Pandey pursued his Ph.D. in Chemistry at the University of North Texas, where he worked under the supervision of William E. Acree Jr. He later completed his post-doctoral research at the University at Buffalo, State University of New York under the guidance of Frank V. Bright. He holds a Master of Science (5-Year Integrated) degree from the IIT Kanpur, where he conducted research on biprotonic excited-state intermolecular proton transfer in ionic micelles.

== Career ==
Pandey was awarded the N. K. Jha Chair Professorship in 2023 and previously held the Institute Chair Professorship from 2019 to 2023.

== Research ==
His research primarily focuses on optical spectroscopy, excited-state phenomena, optical sensing, and molecularly organized media. He has worked extensively on supercritical fluids, ionic liquids, deep eutectic solvents, fluorous solvents, and renewable solvents. His studies also include photophysics of polymers, biomolecules, and pharmaceuticals, as well as carbon dioxide capture and sequestration. He has served as an editorial board member of Scientific Reports for 10 years and is currently an editor of the Journal of Molecular Liquids.
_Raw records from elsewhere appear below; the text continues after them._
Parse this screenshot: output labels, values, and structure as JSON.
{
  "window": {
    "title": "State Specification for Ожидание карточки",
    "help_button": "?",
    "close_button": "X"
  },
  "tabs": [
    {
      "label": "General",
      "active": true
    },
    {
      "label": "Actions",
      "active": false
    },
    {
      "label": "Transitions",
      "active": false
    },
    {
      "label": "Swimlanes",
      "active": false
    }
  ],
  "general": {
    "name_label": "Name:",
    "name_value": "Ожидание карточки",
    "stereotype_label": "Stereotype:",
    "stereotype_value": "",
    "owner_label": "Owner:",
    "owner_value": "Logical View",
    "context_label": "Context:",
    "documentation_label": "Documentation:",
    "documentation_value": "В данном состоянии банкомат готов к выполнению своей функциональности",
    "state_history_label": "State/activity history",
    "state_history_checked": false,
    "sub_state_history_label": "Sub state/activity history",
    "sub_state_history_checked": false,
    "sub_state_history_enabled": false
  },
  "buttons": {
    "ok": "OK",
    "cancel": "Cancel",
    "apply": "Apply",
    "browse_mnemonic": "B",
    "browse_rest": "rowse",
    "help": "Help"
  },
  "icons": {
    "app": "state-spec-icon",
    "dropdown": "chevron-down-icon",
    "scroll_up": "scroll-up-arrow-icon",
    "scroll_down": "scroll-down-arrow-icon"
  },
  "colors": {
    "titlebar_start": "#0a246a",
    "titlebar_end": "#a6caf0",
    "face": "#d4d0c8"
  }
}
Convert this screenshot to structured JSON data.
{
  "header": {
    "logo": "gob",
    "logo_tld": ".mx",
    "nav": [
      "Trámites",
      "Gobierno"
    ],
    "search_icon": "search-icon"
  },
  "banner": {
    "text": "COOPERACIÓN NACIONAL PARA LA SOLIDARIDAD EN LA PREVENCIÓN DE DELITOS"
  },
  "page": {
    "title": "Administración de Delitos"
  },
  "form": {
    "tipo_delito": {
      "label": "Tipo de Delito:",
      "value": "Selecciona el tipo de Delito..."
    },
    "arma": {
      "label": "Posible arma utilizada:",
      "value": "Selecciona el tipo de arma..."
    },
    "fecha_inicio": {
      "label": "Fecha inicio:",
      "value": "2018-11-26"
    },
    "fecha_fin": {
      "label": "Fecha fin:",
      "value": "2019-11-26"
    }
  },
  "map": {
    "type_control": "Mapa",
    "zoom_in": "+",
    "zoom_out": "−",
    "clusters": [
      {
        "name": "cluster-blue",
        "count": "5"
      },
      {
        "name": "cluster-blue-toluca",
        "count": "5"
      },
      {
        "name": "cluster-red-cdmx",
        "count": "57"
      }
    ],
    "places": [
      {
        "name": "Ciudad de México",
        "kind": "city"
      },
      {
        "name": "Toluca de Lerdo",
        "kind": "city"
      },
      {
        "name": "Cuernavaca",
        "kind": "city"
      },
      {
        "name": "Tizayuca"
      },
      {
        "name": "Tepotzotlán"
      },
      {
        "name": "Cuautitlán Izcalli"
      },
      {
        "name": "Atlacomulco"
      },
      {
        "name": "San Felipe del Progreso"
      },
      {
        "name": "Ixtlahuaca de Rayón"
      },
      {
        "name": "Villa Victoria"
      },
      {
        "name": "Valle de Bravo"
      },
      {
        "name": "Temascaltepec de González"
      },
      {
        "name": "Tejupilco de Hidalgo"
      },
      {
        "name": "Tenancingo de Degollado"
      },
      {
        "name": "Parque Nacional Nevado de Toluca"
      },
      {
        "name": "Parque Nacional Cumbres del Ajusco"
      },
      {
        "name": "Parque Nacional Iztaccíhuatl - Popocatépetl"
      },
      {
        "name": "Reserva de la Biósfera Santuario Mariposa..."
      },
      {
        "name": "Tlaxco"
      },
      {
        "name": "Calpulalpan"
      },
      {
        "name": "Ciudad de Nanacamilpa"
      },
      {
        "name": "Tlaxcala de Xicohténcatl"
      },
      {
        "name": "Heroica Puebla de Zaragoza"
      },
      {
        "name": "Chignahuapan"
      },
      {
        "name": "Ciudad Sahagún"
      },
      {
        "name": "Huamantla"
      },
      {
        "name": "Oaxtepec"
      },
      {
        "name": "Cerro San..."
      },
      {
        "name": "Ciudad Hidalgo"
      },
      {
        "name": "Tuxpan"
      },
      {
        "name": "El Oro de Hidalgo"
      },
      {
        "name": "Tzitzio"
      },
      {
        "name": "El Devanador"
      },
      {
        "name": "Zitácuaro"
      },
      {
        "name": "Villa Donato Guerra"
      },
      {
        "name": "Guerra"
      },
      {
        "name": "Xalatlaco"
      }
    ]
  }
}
== Selected publications ==
- Pandey, S. (2006). Analytical applications of room-temperature ionic liquids: A review of recent efforts. Analytica Chimica Acta, 556(1), 38–45. https://doi.org/10.1016/j.aca.2005.10.046
- Baker, G. A., Baker, S. N., Pandey, S., & Bright, F. V. (2005). An analytical view of ionic liquids. Analyst, 130(6), 800–808. https://doi.org/10.1039/b509796g
- Yadav, A., & Pandey, S. (2014). Densities and viscosities of (choline chloride + urea) deep eutectic solvent and its aqueous mixtures in the temperature range 293.15 K to 363.15 K. Journal of Chemical & Engineering Data, 59(7), 2221–2229. https://doi.org/10.1021/je500622y
- Fletcher, K. A., & Pandey, S. (2004). Surfactant aggregation within room-temperature ionic liquid 1-ethyl-3-methylimidazolium bis(trifluoromethylsulfonyl)imide. Langmuir, 20(1), 33–36. https://doi.org/10.1021/la035536z
- Yadav, A., Trivedi, S., Rai, R., & Pandey, S. (2014). Densities and dynamic viscosities of (choline chloride + glycerol) deep eutectic solvent and its aqueous mixtures in the temperature range (283.15–363.15) K. Fluid Phase Equilibria, 367, 135–142. https://doi.org/10.1016/j.fluid.2014.01.005

== Awards and honors ==
- Professor R. D. Desai 80th Birthday Commemoration Medal & Prize Award, Indian Chemical Society, 60th Annual Convention of Chemist 2023 (ACC 2023).
- Distinguished Faculty in Chemistry, 8th Venus International Science and Technology Awards (VISTA 2022), Venus International Foundation, Chennai
- Chemical Research Society of India (CRSI) Bronze Medal (2016).
- Fellow of the Royal Society of Chemistry (FRSC) (March 2015).
- NASI-SCOPUS Young Scientist Award in Chemistry (2009).